Purpose

Humic acid (HA) plays vital roles in controlling the conservation of soil and water in the forest soils. The structure of HA is closely related to its stability. A clear understanding of the structural difference of HA will facilitate the rational assessment and efficient regulation of forest soils. This study aimed to investigate the structural difference of HA in the forest soils, and the difference in the stability of HA was evaluated according to HA structure.

Materials and methods

Soils were collected from different elevations and profile depths of Jiugong Mountain (Hubei, China). Soil HA was then extracted and purified. The structure of HA was analyzed by elemental analysis, fluorescence spectroscopy, and solid-state ¹³C nuclear magnetic resonance (¹³C NMR). The stability of soil HA was comprehensively accessed by structural complexity, alkyl C/O-alkyl C ratio, and hydrophobicity of HA.

Results and discussion

The complexity of HA structure was the greatest in soils in middle elevation (1200 m a.s.l.); it tended to decrease with soil depth in all examined soils. Alkyl C (25.1–40.1%) and O-alkyl C (21.2–44.3%) were the main structural fractions in HA samples. The percentage of alkyl C was the greatest in the HA from middle elevation while the O-alkyl C proportion was the highest in the HA from lower elevation (600 m a.s.l.). Alkyl C percentage tended to decrease with soil depth while O-alkyl C showed an opposite trend. The HA aromaticity increased with soil elevation but decreased with soil depth.
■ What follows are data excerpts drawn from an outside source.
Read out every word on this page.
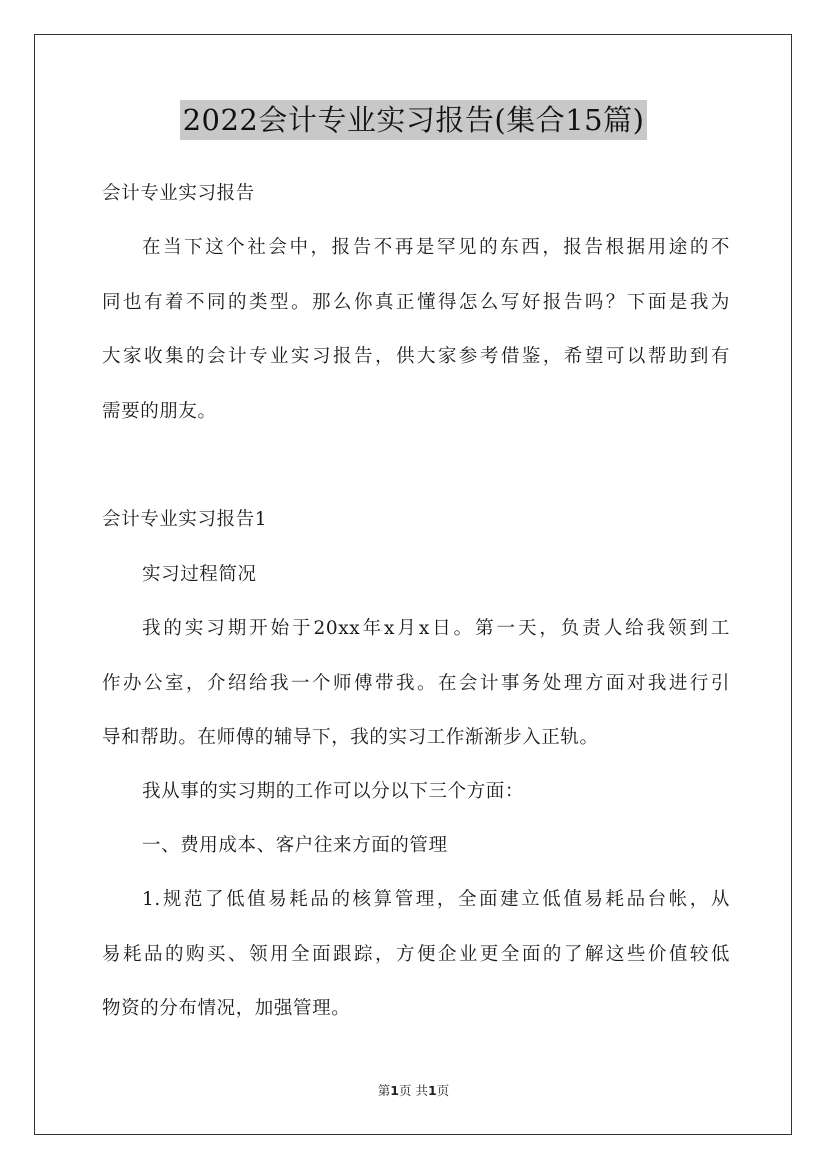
2022会计专业实习报告(集合15篇)
会计专业实习报告
在当下这个社会中，报告不再是罕见的东西，报告根据用途的不
同也有着不同的类型。那么你真正懂得怎么写好报告吗？下面是我为
大家收集的会计专业实习报告，供大家参考借鉴，希望可以帮助到有
需要的朋友。
会计专业实习报告1
实习过程简况
我的实习期开始于20xx年x月x日。第一天，负责人给我领到工
作办公室，介绍给我一个师傅带我。在会计事务处理方面对我进行引
导和帮助。在师傅的辅导下，我的实习工作渐渐步入正轨。
我从事的实习期的工作可以分以下三个方面：
一、费用成本、客户往来方面的管理
1.规范了低值易耗品的核算管理，全面建立低值易耗品台帐，从
易耗品的购买、领用全面跟踪，方便企业更全面的了解这些价值较低
物资的分布情况，加强管理。
第1页 共1页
The hydrophobicity and alkyl C/O-alkyl C ratio of HA was the greatest in middle elevation, and these indexes tended to decrease with soil depth.

Conclusions

The HA structure in the subtropical forest soils showed clear spatial variability. The structural features of HA implied that the stability of soil HA was the greatest in the middle elevation and it tended to decrease with soil depth in the examined subtropical forest.